New Zealand’s bowling against Australia looked very similar to their efforts against Scotland and England. The ball shot through the crease with marked swing. Bats were beaten, stumps were scattered, single-figure scores were marked as closed in the score book. Some late-innings biff dragged the total over three figures, but even then the batting side were scattered for 152.
For a while, New Zealand’s batting also resembled their efforts against England, when Brendon McCullum and Martin Guptill sent Steven Finn for 49 runs in two overs, in an assault so grievous you expected security to intervene. Later, New Zealand’s batting was a little more akin their display against Scotland, when they lost seven wickets in a stagger towards 143.
It was remarkable how each team mirrored the other, and how quickly their efforts changed. Australia began their innings with a welcome disaster from Tim Southee, who dished up a couple of wides, a three, a boundary, then a bouncer that cleared the keeper for four byes. Fifteen from the first over.
New Zealand began their innings with a welcome disaster from Mitchell Johnson, who bowled a no-ball first up that Guptill glanced for four, then was whacked over long-off for six from the free hit. Eleven runs from the first ball.
David Warner top-edged a pull for six over third man. McCullum edged over slip for four. Short boundaries and high run rates were the talk of the day. Then very quickly they weren’t. I was idly writing a note about how rude it was for Aaron Finch to hang on the back foot and drive a good-length ball on the up for six, when he tried it twice in a row and had his stumps destroyed. Third over.
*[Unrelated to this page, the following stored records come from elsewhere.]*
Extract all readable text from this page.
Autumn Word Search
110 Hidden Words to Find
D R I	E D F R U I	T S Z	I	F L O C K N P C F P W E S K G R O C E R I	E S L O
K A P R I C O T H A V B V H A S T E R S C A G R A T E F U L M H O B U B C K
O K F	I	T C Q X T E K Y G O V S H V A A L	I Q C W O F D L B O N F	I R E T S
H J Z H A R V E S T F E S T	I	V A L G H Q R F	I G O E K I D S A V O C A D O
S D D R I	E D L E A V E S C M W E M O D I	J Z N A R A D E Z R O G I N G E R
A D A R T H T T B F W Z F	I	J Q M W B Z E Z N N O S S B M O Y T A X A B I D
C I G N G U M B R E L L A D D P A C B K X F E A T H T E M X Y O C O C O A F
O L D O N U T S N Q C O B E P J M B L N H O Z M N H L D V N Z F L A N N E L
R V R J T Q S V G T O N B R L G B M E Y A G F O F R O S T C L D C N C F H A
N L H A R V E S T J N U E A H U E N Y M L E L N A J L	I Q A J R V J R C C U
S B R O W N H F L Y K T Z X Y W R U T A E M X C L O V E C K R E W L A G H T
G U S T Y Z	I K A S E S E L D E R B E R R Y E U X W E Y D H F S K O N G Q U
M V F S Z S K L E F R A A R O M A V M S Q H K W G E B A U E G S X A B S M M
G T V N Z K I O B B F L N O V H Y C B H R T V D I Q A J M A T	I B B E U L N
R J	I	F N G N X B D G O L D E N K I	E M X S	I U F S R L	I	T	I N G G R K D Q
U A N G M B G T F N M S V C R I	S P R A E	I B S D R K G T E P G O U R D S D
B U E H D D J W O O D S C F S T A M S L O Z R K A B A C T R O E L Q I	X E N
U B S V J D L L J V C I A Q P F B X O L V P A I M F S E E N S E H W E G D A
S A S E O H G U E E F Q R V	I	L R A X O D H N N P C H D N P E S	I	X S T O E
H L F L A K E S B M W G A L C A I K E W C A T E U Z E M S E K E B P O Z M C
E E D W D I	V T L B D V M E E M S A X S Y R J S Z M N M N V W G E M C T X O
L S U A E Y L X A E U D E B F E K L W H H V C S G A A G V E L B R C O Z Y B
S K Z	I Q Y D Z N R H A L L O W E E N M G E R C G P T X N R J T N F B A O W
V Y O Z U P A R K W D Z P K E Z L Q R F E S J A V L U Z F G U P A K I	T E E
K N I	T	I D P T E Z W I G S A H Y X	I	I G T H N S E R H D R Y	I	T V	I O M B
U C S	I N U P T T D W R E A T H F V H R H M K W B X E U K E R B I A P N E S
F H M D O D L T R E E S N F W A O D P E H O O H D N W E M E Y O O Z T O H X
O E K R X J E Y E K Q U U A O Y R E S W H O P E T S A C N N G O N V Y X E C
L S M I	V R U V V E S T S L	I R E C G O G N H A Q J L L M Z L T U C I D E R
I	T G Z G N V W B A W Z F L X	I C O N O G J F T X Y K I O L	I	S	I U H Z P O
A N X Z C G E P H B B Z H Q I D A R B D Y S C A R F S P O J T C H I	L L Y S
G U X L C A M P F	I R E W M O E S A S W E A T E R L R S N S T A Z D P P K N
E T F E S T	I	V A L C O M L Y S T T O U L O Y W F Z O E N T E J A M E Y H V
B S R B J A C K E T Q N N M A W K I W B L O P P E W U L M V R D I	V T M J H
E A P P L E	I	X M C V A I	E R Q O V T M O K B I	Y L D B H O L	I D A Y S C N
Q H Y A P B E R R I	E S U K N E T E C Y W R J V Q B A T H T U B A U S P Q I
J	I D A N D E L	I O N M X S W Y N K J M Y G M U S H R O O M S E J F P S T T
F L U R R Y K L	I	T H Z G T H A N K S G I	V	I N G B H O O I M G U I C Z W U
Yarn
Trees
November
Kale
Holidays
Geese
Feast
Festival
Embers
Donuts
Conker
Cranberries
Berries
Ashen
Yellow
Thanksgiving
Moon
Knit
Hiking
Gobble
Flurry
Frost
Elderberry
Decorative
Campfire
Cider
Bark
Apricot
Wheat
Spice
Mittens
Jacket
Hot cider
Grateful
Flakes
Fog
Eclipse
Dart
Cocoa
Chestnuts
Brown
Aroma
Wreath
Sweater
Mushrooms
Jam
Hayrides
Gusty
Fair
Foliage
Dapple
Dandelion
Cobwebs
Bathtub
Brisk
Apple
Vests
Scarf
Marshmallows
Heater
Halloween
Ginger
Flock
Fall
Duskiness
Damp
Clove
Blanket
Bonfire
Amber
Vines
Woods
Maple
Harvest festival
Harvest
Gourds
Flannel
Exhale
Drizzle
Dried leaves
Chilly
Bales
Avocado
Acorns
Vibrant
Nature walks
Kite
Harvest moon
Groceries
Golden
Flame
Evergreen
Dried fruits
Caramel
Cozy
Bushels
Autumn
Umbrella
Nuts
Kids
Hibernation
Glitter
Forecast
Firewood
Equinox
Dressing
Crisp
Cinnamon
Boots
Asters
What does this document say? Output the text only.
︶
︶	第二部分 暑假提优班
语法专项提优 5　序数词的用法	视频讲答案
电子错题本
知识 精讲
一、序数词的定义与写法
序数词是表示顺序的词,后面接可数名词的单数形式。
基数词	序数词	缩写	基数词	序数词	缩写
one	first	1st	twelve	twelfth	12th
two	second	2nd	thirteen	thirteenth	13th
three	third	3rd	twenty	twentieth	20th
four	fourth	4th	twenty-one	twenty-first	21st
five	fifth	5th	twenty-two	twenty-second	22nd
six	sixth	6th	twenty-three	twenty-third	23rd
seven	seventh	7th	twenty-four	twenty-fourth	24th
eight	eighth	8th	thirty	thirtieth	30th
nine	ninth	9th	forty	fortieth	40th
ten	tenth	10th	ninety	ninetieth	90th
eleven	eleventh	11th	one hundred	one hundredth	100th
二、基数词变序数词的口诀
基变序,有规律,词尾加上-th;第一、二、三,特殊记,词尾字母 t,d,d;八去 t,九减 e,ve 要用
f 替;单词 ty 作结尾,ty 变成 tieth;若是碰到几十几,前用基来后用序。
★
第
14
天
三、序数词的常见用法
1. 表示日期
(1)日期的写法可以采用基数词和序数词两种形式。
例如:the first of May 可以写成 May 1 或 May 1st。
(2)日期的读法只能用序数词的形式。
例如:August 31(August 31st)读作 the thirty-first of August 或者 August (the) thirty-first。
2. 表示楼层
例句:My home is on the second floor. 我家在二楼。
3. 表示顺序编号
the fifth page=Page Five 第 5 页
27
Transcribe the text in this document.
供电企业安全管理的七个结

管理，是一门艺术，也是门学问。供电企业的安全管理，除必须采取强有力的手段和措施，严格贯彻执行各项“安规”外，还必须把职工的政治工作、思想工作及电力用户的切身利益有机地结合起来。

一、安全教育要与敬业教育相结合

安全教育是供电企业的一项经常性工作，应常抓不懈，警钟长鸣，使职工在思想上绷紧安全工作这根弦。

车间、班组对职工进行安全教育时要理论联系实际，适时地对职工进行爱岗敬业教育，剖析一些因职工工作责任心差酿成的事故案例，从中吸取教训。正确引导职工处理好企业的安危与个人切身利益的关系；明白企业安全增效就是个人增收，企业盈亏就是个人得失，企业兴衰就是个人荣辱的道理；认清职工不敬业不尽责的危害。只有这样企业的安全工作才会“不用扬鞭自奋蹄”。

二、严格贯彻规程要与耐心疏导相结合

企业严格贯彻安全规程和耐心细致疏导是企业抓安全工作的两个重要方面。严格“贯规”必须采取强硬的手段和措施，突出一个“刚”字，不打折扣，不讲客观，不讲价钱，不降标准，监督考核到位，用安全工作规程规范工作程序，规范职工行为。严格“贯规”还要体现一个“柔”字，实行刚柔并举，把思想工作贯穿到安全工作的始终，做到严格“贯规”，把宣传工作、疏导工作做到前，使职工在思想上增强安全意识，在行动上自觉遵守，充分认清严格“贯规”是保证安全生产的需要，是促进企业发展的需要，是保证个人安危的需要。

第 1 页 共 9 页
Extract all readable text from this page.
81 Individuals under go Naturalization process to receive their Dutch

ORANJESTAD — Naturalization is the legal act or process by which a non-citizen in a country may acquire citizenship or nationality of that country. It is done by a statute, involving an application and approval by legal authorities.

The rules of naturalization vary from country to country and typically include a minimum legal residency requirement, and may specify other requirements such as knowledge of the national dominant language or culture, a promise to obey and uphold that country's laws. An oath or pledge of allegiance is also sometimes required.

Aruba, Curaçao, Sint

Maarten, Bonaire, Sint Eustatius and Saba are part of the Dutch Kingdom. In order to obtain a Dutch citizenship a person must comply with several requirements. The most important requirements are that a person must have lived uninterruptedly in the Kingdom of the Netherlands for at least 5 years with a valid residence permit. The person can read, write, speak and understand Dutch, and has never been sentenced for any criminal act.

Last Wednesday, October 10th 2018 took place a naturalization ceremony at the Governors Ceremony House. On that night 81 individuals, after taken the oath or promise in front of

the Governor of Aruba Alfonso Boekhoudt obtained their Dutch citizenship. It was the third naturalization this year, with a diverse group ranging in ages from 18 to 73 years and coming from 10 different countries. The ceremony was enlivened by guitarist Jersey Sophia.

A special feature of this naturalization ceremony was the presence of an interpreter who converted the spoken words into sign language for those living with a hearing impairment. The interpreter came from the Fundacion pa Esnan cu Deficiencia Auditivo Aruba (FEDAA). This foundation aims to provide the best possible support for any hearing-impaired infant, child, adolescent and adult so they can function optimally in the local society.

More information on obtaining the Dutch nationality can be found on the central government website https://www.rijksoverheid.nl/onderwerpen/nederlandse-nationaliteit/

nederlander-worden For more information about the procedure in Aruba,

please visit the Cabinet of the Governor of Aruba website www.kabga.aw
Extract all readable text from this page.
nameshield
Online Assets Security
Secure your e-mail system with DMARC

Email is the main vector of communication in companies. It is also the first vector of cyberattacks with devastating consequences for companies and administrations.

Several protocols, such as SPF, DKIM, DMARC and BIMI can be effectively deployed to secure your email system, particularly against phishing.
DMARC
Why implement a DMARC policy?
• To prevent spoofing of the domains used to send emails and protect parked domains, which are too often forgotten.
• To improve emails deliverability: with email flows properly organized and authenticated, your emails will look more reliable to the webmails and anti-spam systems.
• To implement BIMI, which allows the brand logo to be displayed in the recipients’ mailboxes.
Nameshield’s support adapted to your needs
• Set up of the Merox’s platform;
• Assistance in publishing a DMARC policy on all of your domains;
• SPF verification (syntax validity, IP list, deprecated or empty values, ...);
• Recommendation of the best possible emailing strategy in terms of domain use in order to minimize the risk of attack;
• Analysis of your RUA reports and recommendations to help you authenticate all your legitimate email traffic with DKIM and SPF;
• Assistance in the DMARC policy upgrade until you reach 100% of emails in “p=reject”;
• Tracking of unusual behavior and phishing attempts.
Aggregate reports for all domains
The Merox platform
In the fourth over of the reply, Guptill failed to clear mid-off.
Runs kept coming. If I told you about Southee’s second-over peach to Finch, you would deem his opening figures inscrutable as Sumerian hieroglyphs: three overs, no maidens, one wicket for 32. Johnson, meanwhile, the Terror of England, spent several minutes setting up a leg-side field, then blasted a short ball at 150km an hour into McCullum’s elbow, raising a lump like a fat hamburger patty. Some minutes later McCullum had 50 from 21 balls, and Johnson’s four opening overs had gone for 52.
It was Bizarro Cricket, then it all fell apart. Australia 80 for one, New Zealand 78 for one, from which point neither doubled their score. Praise goes to the bowlers: Trent Boult’s five for 27 and Mitchell Starc’s six for 28 are hard to ignore. But there was a madness to the game that made those hauls possible, the wild-eyed approach of men too long in the desert who fancy they smell moisture.
Perhaps the Australians were seduced by the talk of short boundaries, with the pheromones from AB de Villiers’ demolition of West Indies drifting across the Tasman to rouse passions of attack. By press accounts the visiting side had spent their practice sessions driving balls into the stands, imperilling local pedestrians.
Finch was in that mode. Shane Watson has been caught at deep midwicket often of late, his shot usually travelling well in front of square and finding the lone fieldsman that sides routinely place for him.
Glenn Maxwell, Mitchell Marsh, Michael Clarke and Johnson were all out trying to force the ball away rather than playing straight and getting in. Seven wickets had fallen within 20 overs, it’s not like there was a shortage of time, yet they were caught at cover or bowled off the inside edge, so strong was their itch to move.
Chasing a small total gives the same feeling. An aggressive 30 can knock off a fifth of the required runs and set the momentum. Going slow has its risks should wickets fall. Being 120 for four after 15 overs is better than 50 for none. New Zealand took the former approach, and so returned memories of their Scotland game: seven down chasing 142.
Against Australia they managed 145 for seven, but still needed seven further runs to win. Even as Starc bowled vicious swinging yorkers, black-shirted tailenders tried to drive them and score. Two more sets of stumps were broken in that interim. Great tension fell over the ground, the sound of the jubilant and confident when those feelings have suddenly been removed, the vacuum that comes when facing the prospect of the fall. In the Rugby World Cup final of 2011, the same stadium fell to the same hush in the second half, as the French surged to within a point of the All Blacks. Defeat from a position of surety is by far the most undignified.
In the end, that indignity was spared. Starc, the destroyer who had nearly brought Australia the least likely of wins, still had an over unused. He was rested from the end of the 13th, when he’d had New Zealand 90 for four, until the start of the 19th, by which time they’d added 39. He knocked over three more and took it to the last pair, but it wasn’t enough. The Eden Park crowd breathed in relief at an escape that half an hour previously they would not have considered requiring.